Comparison Analysis of Radio_Based and Sensor_Based Wearable Human Activity Recognition Systems

Abstract

Human activity recognition (HAR) systems aim to provide low-cost, low-power, unobtrusive and non-invasive solutions to monitor and collect data accurately for human-centric applications, such as health monitoring, assisted living and rehabilitation. Although wearable sensor_based HAR systems have been demonstrated to be effective in the literature, they raise various concerns such as energy consumption and hardware cost. In this work, we examine the pattern of radio signal strength variations in different activity classes in absence of sensor hardware. We present a performance comparison analysis by setting up two testbeds to compare a sensor_based with a radio_based HAR system over a range of variable metrics such as the number of sensor nodes, and the nodes and the sink node placement with respect to the accuracy and the energy efficiency. Wearable HAR datasets are constructed based on our reported testbeds.

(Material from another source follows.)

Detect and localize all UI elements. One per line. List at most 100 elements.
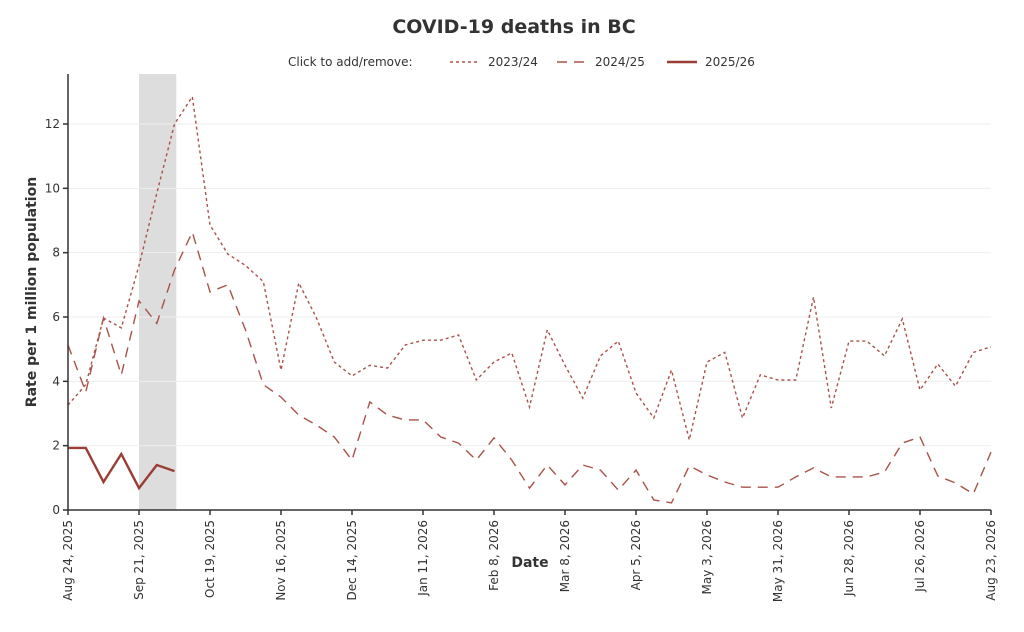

The main contributions of this work are in two folds: (1) when eliminating the use of accelerometers in the radio_based system, beside the reduced hardware cost, prolonged lifetime of the HAR system by nearly 30% can be achieved while maintaining the accuracy. The impact of the selected overlapping window size (WS) is also investigated with respect to the accuracy level in both systems over a range of activity classes. (2) The impact of the node placement on the accuracy indicates a higher dependency to the number of nodes, the nodes and the sink node placements in the radio_based system due to the dependency of the results to the distance.